Harnessing Generative AI to Support Exploration and Discovery in Archival Collections

28th June 13:20 – 13:40

Speaker: Prof Richard Marciano

Abstract: This talk explores the use of Large Language Models (LLM) to facilitate the analysis and visualization of newspaper advertisements from the Maryland State Archives related to the trading of enslaved people. The study focuses on the Domestic Traffic Ads (DTA) collection of the State of Maryland between 1824 and 1864, which exposes chattel slavery practices where buyers and sellers would interact to exchange and share human beings often for social and domestic benefit. This case study is part of a larger project to explore computational treatments to remember the Legacy of Slavery (CT-LoS), towards reasserting erased memory. Previous studies have included computational treatments for Manumissions, Certificates of Freedom, and Runaway Slave Ads. Our approach is mindful of the social and ethical concerns that arise from using LLMs and the sensitivities related to working with slavery data. We are exploring a chatbot we call “ChatLoS”, as a querying tool, fine-tuned to be contextually aware of the DTA dataset which demonstrates trustworthy quantitative results.

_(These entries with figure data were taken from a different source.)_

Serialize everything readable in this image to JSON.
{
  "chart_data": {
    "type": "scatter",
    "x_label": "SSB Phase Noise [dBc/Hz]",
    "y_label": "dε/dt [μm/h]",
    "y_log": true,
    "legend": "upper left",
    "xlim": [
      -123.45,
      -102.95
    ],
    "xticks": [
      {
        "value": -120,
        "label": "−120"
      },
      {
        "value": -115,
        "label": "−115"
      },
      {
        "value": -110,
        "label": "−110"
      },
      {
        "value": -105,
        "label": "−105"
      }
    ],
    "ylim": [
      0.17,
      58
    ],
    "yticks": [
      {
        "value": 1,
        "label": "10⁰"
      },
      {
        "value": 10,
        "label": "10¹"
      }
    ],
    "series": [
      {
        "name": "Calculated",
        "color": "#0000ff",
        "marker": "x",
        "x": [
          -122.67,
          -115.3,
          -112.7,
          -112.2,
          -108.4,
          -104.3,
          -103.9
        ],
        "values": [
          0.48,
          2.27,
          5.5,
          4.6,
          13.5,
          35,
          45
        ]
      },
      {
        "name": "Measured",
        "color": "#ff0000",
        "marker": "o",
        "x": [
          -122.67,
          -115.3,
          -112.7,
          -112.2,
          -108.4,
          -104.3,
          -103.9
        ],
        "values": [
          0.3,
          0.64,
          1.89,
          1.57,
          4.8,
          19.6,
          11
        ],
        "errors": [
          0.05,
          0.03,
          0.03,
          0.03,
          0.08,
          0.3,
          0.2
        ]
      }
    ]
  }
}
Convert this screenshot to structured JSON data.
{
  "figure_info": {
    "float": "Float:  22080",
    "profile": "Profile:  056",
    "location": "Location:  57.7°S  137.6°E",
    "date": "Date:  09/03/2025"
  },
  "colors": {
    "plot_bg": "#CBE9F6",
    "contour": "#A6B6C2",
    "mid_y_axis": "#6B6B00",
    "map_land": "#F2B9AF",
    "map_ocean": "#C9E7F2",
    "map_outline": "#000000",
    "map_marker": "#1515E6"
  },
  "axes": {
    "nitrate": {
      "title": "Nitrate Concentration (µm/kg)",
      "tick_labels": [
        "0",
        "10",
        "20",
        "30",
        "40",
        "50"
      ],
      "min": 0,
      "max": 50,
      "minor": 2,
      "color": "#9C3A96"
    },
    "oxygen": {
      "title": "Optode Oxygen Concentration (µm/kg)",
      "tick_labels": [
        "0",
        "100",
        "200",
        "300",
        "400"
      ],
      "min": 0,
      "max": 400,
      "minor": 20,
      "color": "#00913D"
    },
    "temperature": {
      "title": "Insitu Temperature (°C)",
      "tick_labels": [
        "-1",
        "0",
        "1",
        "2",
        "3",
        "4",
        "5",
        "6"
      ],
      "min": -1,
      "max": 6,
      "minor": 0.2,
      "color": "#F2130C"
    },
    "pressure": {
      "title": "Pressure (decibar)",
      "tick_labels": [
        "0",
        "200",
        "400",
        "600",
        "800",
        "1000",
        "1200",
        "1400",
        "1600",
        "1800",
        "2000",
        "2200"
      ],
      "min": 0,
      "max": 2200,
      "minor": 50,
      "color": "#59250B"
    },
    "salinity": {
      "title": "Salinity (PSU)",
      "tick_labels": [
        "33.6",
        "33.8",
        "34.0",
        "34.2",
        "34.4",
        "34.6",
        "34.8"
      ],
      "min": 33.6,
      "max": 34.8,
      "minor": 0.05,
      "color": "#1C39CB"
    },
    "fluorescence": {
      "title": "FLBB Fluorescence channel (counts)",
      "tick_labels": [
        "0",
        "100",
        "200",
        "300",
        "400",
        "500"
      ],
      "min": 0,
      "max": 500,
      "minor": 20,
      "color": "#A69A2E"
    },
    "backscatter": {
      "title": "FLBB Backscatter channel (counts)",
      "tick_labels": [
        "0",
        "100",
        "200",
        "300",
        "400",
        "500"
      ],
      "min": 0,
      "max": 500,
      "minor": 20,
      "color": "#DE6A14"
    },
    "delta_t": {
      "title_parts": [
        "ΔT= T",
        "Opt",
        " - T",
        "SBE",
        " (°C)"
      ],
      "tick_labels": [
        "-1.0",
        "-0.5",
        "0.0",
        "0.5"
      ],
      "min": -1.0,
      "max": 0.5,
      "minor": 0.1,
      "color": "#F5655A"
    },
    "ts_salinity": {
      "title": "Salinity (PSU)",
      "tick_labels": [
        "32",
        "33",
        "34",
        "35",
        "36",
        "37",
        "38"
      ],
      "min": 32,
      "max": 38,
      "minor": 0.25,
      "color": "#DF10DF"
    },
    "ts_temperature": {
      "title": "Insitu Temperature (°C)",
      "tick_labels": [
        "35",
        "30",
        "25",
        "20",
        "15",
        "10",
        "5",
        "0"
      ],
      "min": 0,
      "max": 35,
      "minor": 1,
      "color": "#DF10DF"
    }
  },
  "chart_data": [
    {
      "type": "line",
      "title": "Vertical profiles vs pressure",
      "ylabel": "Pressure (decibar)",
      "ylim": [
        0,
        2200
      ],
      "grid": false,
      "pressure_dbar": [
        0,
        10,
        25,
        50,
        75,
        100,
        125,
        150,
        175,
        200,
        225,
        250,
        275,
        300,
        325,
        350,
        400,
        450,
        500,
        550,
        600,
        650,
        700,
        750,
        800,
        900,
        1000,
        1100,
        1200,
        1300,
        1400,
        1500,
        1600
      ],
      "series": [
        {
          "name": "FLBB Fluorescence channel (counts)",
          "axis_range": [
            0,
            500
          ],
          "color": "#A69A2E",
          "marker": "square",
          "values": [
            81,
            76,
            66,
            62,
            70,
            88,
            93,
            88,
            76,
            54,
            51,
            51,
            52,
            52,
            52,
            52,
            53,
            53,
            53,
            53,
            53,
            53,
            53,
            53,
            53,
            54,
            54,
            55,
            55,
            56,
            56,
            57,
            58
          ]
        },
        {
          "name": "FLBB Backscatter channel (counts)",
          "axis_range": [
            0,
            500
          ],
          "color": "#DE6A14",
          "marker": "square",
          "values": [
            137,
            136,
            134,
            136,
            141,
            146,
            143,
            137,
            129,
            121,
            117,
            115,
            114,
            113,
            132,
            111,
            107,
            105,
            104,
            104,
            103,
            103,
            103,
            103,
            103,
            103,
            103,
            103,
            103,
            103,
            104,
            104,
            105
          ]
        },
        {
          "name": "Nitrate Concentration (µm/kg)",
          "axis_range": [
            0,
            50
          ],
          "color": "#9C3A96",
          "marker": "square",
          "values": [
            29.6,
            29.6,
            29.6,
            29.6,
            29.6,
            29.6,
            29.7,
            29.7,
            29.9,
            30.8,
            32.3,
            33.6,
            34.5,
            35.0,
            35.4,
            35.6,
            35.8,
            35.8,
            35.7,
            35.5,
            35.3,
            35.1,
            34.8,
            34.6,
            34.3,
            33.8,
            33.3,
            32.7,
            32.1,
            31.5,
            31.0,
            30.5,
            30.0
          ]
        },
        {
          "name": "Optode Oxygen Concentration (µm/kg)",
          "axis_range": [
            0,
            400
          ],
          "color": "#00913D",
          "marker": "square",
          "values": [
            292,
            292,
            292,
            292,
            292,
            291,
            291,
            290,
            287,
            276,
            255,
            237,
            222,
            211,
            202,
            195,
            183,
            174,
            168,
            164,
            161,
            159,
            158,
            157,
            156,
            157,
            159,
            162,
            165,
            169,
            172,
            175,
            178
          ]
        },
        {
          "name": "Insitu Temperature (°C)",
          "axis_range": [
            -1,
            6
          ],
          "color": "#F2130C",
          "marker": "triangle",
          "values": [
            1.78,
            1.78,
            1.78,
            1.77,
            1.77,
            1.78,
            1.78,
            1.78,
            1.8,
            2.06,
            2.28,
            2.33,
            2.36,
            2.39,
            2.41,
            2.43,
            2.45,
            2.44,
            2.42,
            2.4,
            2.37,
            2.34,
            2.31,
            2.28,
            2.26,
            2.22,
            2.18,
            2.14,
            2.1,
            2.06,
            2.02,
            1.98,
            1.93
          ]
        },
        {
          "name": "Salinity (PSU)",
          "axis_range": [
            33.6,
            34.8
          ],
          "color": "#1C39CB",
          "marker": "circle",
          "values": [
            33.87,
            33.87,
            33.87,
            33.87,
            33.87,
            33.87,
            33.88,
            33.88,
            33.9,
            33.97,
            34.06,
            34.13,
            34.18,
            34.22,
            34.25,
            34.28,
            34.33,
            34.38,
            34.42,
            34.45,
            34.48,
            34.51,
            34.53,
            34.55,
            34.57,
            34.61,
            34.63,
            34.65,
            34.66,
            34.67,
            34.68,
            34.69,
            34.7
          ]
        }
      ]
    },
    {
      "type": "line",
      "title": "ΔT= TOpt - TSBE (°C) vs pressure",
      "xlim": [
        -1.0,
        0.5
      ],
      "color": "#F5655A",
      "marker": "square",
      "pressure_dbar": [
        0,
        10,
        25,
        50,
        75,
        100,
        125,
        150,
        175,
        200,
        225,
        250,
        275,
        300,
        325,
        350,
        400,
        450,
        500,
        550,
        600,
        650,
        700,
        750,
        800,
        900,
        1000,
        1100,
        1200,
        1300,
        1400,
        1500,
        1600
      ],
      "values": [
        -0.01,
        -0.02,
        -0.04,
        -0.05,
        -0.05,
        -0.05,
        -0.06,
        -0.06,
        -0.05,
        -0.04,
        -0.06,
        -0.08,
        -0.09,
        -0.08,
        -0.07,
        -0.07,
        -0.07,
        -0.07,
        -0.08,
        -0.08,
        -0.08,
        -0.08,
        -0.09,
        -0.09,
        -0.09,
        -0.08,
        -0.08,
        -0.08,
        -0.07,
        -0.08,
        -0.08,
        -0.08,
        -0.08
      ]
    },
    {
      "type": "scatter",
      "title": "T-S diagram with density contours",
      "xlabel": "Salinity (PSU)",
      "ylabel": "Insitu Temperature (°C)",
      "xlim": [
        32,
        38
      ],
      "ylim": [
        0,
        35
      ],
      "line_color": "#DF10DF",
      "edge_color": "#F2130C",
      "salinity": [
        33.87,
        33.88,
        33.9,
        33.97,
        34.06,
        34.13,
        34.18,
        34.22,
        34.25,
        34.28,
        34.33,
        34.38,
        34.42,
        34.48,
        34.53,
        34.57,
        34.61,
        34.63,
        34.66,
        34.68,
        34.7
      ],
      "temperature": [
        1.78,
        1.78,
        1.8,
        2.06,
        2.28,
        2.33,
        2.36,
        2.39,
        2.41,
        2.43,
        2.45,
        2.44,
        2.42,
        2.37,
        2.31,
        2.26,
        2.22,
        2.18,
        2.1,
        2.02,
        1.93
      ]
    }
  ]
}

Bio: Richard Marciano is a professor in the College of Information at the University of Maryland. He is also an affiliate faculty member in Engineering and Computer Science. Prior to that, he was a Professor at the School of Information and Library Science at the University of North Carolina at Chapel Hill for 5 years. He was also a Research Scientist at the San Diego Supercomputer Center (SDSC) at the University of California San Diego (UCSD) for 13 years. His research interests center on computational archival science (CAS), digital curation, digital preservation, sustainable archives, cyberinfrastructure, and big data. He is also the 2017 recipient of the Emmett Leahy Award for “outstanding and sustained work in digital records and information management”. He holds degrees in Avionics and Electrical Engineering, a Master’s and Ph.D. in Computer Science from the University of Iowa, and conducted a postdoc in Computational Geography.